Nous relayons un témoignage de l 'ADDE que notre amie Eva Lock-Khuwua nous a posté hier sur le déroulement musclé d'une rafle dans le quartier de la" Goutte d'Or" survenue en Juin à Paris dans le XVIII 7ME arrondissement. Les flics n'y allèrent pas de main morte comme d'hab'. Il m'est arrivé à moult reprises d'assister et  de m'opposer à ces démonstrations de force, d'intimidation, de division des populations vivant là: Maliens, Algériens, Tunisiens, Ivoiriens et de finir souvent au poste alors que j'habitais moi-aussi rue de la Goutte d'Or, à l'angle de la rue Caplat. Le déploiement de force était accompagné  inéluctablement de "brutalités et de violences policières".J'ai quitté le quartier quelques années après l'ouverture du super commissariat où chaque nuits étaient "déversés" de nombreux interpellés ou bien d'où repartaient les cars avec à bords des braillards sur-équipés ravis d'aller en "mission de terrain" et fiers à l'idée de rapporter son butin de "bétail humain". La construction de ce super-commissariat avait exigé la destruction impitoyable de toute une partie du quartier. Il s'ensuivit que les habitants ne connurent plus de "nuits tranquilles":Rugissement des moteurs, sirènes à donf, gyro-phares, claquements des portières, propos avinés de fashos armés en partance ou de retour de mission. Bousculades, injures, brutalités, insultes, coups pour débarquer parfois jusqu'à 20 personnes (toujours des blacks ou des rebeus majoritairement) sans que personne n'intervienne tant la peur, la crainte générées par ce climat d'occupation avaient gagné partout la population.

Tout ça se passait sous mes fenêtres, naturellement je suis intervenu moult et tentais de rallier quelques riverains...de créer des "collectifs solidaires" bien vite "désactivés"...

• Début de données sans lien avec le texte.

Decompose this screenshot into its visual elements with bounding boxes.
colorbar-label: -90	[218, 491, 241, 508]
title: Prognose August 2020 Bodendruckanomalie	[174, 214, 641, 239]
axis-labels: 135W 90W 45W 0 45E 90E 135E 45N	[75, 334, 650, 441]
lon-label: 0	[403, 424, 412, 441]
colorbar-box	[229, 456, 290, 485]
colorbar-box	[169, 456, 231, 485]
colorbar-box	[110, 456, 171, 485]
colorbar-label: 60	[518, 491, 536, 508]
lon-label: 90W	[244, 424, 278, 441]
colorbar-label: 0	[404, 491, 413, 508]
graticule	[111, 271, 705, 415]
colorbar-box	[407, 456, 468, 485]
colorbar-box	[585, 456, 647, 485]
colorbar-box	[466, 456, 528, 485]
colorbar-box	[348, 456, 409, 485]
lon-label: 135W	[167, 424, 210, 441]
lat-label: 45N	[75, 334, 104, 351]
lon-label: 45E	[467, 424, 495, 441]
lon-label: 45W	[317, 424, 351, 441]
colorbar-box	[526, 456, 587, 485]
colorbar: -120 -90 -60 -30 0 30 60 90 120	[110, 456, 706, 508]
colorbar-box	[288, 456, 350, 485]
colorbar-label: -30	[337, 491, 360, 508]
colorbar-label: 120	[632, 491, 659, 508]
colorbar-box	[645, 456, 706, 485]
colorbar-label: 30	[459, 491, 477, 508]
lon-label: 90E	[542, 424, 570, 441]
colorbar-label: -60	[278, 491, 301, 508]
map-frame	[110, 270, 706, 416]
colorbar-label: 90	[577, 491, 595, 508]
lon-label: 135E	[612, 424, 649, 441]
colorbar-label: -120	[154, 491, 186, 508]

Je me retrouvais embarqué le plus souvent avec parfois une inculpation pour "Outrage à agents de la force publique dans l'exercice de leurs fonctions", ou encore heureux gagnant d'une paire de "torgniolles républicaine" n'entrainant aucune ITT...

 

Le quartier était devenu infernal et totalement dévasté, comme en état de siège permanent au milieu de ruines, de gravats...et des flics omni-présents, de jour comme de nuit...

 

Les réels fauteurs de "troubles à l'ordre public" portaient des uniformes et pouvaient s'abriter derrière leur statut de fonctionnaire.

 

(Steph)

 

-"On connaît maintenant le bilan de la gigantesque rafle qui a eu lieu le jeudi 6 juin 2013, dans le quartier de la Goutte-d’Or à Barbès (Paris) visant notamment les étrangers en situation irrégulière.
Aux alentours de 15 heures, arrivés à bord de plusieurs dizaines de fourgons, les CRS se déploient en travers de plusieurs rues pour procéder au bouclage d’une zone formée par la rue de la Goutte-d’Or, la rue des Islettes, la rue Capla, la rue Charbonnière, ainsi qu’une partie du boulevard Barbès. Personne ne peut pénétrer dans le périmètre et pour en sortir il faut prouver son identité française ou montrer son titre de séjour.
À l’intérieur de la zone prise d’assaut, policiers en uniforme et en civil, CRS et agents de la brigade anti-criminalité sont à l’œuvre : ils quadrillent les rues, fouillent les halls d’immeuble, les cafés et effectuent des contrôles d’identité quasi systématiques pendant près d’une heure et demie. Plusieurs témoignages font état de violences policières.
Au final, 16 personnes ont été placées en garde à vue pour des délits mineurs et au moins 32 personnes de nationalité étrangère ont été menottées et conduites au commissariat du 18e arrondissement parce qu’elles étaient dans l’incapacité de prouver leur droit au séjour en France.
Ces personnes ont été placées en rétention administrative à Vincennes et, comme la loi du 16 juin 2011 le prévoit, elles ont dû attendre cinq jours pour qu’un juge contrôle le respect de leur libertés individuelles au cours de la procédure. Précisément, les juges de la liberté et de la détention ont annulé les trois quarts (24 sur 32) des procédures – entraînant la libération des intéressés – pour contrôle au faciès ou notification tardive des droits.

Le bilan de cette opération policière d’envergure est maigre au regard des objectifs affichés et qui la rendent possible en droit : la préservation de la sécurité et de l’ordre publics. En réalité, à l’instar d’autres opérations policières d’envergure visant les étrangers – que l’on songe au démantèlement des « jungles » à Calais – cette rafle n’avait pas pour véritable objectif de reconduire à la frontière un grand nombre d’étrangers sans titre de séjour. Parce que trop de personnes sont concernées en même temps en un même lieu, il est en pratique très difficile que leurs droits soient effectivement respectés – comme le droit à un interprète – et c’est de manière tout à fait prévisible qu’un grand nombre d’interpellations et de placements en rétention ont été annulés par les juges. Mais alors pourquoi une telle rafle ?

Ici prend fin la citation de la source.